Esses seis êxitos, dentro de um intervalo de menos de três semanas, foram seis passos para a frente que o jornalismo brasileiro deu rumo a um futuro sem capacitismo. Por outro lado, sabemos que ainda temos um caminho muito longo diante de nós. Afinal, o preconceito contra autistas hoje ainda não tem a mesma visibilidade que o racismo, o machismo, a LGBTfobia e diversas outras formas de opressão e preconceito, e a imprensa está muito acostumada a abordar o espectro autista de maneira patologizante, baseada no modelo médico (ou paradigma da patologia) do autismo.
Mas o fato de termos conseguido seis vitórias contra o capacitismo da imprensa brasileira traz uma bonita luz para quem perdeu as esperanças e a motivação de continuar lutando.
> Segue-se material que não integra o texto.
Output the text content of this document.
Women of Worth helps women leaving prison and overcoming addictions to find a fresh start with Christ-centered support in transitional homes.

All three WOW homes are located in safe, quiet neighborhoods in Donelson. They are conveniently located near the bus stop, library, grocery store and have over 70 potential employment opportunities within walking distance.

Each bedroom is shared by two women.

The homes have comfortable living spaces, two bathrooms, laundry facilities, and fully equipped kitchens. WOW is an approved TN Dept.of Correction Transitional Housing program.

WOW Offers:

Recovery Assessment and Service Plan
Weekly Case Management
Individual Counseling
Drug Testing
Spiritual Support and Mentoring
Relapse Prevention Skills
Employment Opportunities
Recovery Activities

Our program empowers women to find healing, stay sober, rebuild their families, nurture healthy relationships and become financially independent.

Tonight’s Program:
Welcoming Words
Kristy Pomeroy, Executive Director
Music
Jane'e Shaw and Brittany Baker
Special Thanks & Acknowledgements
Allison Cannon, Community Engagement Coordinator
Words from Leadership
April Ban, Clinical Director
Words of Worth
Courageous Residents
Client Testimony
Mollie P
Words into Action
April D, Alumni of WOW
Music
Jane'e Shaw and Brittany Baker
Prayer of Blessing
Mesmo numa época em que estamos sob o (des)governo de uma extrema-direita cheia de ódio, cujo projeto político é unicamente de manipular e fanatizar uma parte da população, roubar os direitos dos cidadãos e destruir o país em prol de interesses privados, as lutas continuam acontecendo. E muitas delas, como a nossa pela aceitação do autismo e pelo fim do preconceito contra nós autistas, têm obtido fantásticos êxitos!
Penso que, quanto mais vitórias os movimentos sociais obtiverem, ainda que em meio a eventuais fracassos em outras frentes de luta, mais pessoas voltarão a ter esperança de lutar contra a política da destruição e a cultura da intolerância. É por isso que eu trago este relato -- para você, caso sinta apatia política e desesperança por ver os retrocessos se sucedendo uns aos outros, voltar a acreditar fielmente que o Brasil e a humanidade como um todo têm solução.
Não desista de lutar. Junte-se aos movimentos sociais que representam as minorias políticas de que você faz parte. Busque apoio psicoterapêutico, se precisar. E batalhe, ainda que recomeçando por meio de pautas aparentemente pequenas.
Nossas vitórias, das mais localizadas às de alcance mais nacional ou global, vão pouco a pouco resgatar os sonhos de um futuro melhor, os quais, até alguns anos atrás, tínhamos com uma força muito maior do que hoje. E cedo ou tarde, derrotaremos o fascismo, o autoritarismo, as violações de Direitos Humanos e as mais diversas formas de opressão.

9 comentários:

Anônimo disse...

a) Parabebs pelo seu dia querida professora.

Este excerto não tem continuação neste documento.